Norman Gillies, former director of Sabhal Mor Ostaig, said: “In my twenty-five years at Sabhal Mòr Ostaig I got to know Duncan well and I am full of admiration for what he has achieved for the Sleat community over many years.
“During my time as Director of Sabhal Mòr Ostaig I worked closely with Duncan in his role at SEALL, and as an individual promoting the arts and rural development.
“The respect I had for Duncan meant that Sabhal Mòr Ostaig buildings were made available to him for any events that he wished to promote. We saw this co-operation with Duncan, and SEALL, as fulfilling our role in terms of community engagement.

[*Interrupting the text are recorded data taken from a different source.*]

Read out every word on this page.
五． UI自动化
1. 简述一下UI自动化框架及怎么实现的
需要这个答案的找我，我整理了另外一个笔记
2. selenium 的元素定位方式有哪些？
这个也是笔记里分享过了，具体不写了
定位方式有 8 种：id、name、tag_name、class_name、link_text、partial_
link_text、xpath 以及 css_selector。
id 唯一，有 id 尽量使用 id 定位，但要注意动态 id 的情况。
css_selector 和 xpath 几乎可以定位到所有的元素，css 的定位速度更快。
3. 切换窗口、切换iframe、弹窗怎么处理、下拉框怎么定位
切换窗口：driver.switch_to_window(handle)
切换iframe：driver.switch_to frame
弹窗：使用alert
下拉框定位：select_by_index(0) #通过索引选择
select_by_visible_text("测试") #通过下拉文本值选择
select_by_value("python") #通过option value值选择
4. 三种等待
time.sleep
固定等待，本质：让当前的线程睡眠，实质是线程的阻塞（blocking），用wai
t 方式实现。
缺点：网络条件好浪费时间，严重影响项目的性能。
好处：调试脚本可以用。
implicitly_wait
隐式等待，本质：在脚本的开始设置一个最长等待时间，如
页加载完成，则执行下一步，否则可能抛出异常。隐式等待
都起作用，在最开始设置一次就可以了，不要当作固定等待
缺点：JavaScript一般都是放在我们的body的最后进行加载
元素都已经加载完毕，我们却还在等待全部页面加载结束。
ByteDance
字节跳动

“The partnership that evolved brought great benefit, both social and economic, to the Sleat community. Working in conjunction with the Summer School programme at Sabhal Mòr Duncan and his team put together what became Fèis an Eilein, an eclectic mix of events which attracted over three thousand visitors over a packed two-week programme.
“Duncan worked tirelessly, and most of the time for very little return, to ensure that Fèis an Eilein became one of Scotland’s best known and best loved small festivals. He also, of course, managed to find the energy to put on a year-long programme of arts events ranging from welly boot dancers from South Africa to Scottish Opera and some memorable traditional cèilidhs.
“He is a creative, intelligent and caring individual and, whilst he would be the last to seek kudos for what he has made a life’s work in community service, he is more than deserving of public recognition.
“He also has enough chutzpah to present the Cabinet Secretary for Culture, Tourism and External Affairs with a book of Gaelic erotic verse on the occasion of her opening the new SEALL offices.”
This is the second time Duncan has been recognised for his services to the community and performing arts. Last year, he received a Highly Commended Special Award in the 2017 Rural Touring Awards.
The Scottish Traditional Music Hall of Fame is dedicated to giving acknowledgement and recognition to musicians and industry people who, by their dedication and hard work, have supported and influenced the development of Scottish traditional music during their lives. Launched at the Scots Trad Music Awards in December 2005, the membership of the Hall of Fame is added to annually.